For Blaze the loss of the world’s and the soul’s external trappings was instant and abrupt. For the mystic and for my mom it is a slow surrender. It is interesting that John of the Cross says the memory is purified by hope. I wonder how that applies here. Complex mystical theology aside if I just saw that sentence, “memory is purified by hope”, I would think about my mom in the slow loss of orientation and desires and memory and wonder where the hope is. The hope is Jesus. Maybe unlike Blaze who was suddenly taken into God’s presence my mom is just going slowly- fading not into meaningless oblivion but into the Heart of Jesus, into the Kingdom of God where she belongs. I think of her common reaction, when she is irritated by some circumstance, of saying, “Well, maybe it will take time off my purgatory!” Maybe this is purgatory for her. Maybe she won’t have to go there now. Purgatory means “purification” doesn’t it?

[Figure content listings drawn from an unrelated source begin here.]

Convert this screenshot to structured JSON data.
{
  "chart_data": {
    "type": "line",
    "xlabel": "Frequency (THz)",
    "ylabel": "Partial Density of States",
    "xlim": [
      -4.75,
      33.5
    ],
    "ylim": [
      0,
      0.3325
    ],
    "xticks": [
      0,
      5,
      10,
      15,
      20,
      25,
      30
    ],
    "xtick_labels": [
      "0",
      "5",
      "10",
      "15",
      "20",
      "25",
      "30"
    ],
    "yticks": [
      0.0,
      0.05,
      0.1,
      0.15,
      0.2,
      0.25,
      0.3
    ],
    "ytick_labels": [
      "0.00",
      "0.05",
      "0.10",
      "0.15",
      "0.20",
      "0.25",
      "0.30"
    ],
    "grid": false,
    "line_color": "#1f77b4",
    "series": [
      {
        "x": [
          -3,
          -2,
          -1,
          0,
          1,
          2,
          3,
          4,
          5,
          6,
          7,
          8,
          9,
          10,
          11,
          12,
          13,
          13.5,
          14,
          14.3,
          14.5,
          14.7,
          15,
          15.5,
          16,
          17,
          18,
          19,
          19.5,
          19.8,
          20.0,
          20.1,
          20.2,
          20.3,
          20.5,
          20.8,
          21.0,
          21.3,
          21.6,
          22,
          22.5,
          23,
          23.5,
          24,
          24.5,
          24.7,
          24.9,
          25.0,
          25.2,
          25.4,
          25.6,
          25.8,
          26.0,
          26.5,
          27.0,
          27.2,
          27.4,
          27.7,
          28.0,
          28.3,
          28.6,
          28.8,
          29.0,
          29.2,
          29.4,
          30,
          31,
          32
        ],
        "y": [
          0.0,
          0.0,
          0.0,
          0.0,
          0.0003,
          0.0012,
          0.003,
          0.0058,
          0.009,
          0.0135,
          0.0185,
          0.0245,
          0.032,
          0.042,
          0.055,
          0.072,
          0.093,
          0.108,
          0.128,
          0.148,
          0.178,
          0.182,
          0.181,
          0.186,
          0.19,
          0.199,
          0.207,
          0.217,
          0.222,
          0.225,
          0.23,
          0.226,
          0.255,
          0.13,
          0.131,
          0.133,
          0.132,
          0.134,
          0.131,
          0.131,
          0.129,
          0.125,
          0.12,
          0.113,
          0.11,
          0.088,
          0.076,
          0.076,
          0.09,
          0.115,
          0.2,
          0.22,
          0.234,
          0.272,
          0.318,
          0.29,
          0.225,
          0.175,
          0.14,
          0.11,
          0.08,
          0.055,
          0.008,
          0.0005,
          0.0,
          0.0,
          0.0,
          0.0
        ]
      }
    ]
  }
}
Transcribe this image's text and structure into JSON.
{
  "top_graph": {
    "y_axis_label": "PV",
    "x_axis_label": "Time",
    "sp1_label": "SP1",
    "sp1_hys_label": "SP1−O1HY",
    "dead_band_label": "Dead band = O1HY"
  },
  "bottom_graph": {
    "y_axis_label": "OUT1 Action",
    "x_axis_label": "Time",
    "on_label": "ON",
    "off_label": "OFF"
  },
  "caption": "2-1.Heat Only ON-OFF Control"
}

What if someone went through this degenerative process of Dementia, as much as he or she was able to – with love? What if this person said, “OK, God, here is another part of me for you to keep- I can’t.” I wonder if anyone could do that at least for a while? Dementia is such a heavy cross. Does anyone accept it with love eventually- with faith hope and love- which are the only things that remain in the end? Do those remain even at the end in ways we don’t begin to understand? These three things are not intellectual concepts of the mind. They are so eternal they’ re all that remain. As far as I know they are the only things that go with you when you leave this world and even after this world ends. What does that mean in this situation?
My brother, Mark, is preoccupied with my mom’s apparent sense of isolation. He hates the thought of her being alone in her deteriorating mind. But she isn’t. In the vast gray silence of dementia God is still there, maybe even more there. Who knows but that she will know this better than we do who stand by? If the connections I am making are true then the mystic knows the answer to that. That’s exactly where God is.
Mom doesn’t know about her diagnosis and we won’t have a definitive one for a few weeks when we will hear it at her next appointment. We will all be there with her. I am trusting, or trying to – that God will send each of us whatever grace we need that day. I suppose we each need a way to think of this that makes sense to us. Maybe I found mine.
*Epilog: My mom was diagnosed with Fronto-temporal Dementia and Lymphoma in 2008 at the age of 59, and later, COPD as well. On her own inspiration from the beginning she offered her suffering and her life in union with Christ’s for my brother, who was having very great difficulties, and for our family. She said she felt that God had accepted her offering. She died October 2012 in my care. In the couple of months before her death she had not been able to speak or understand very much at all. Even yes no answers had been hard for her to give. But she started talking a few weeks before she died. She talked a lot about God. She prayed aloud often and seemed to have conversations with the Lord. In one of these she said, “Yes, I’m ready. I’m ready to become a lamb.”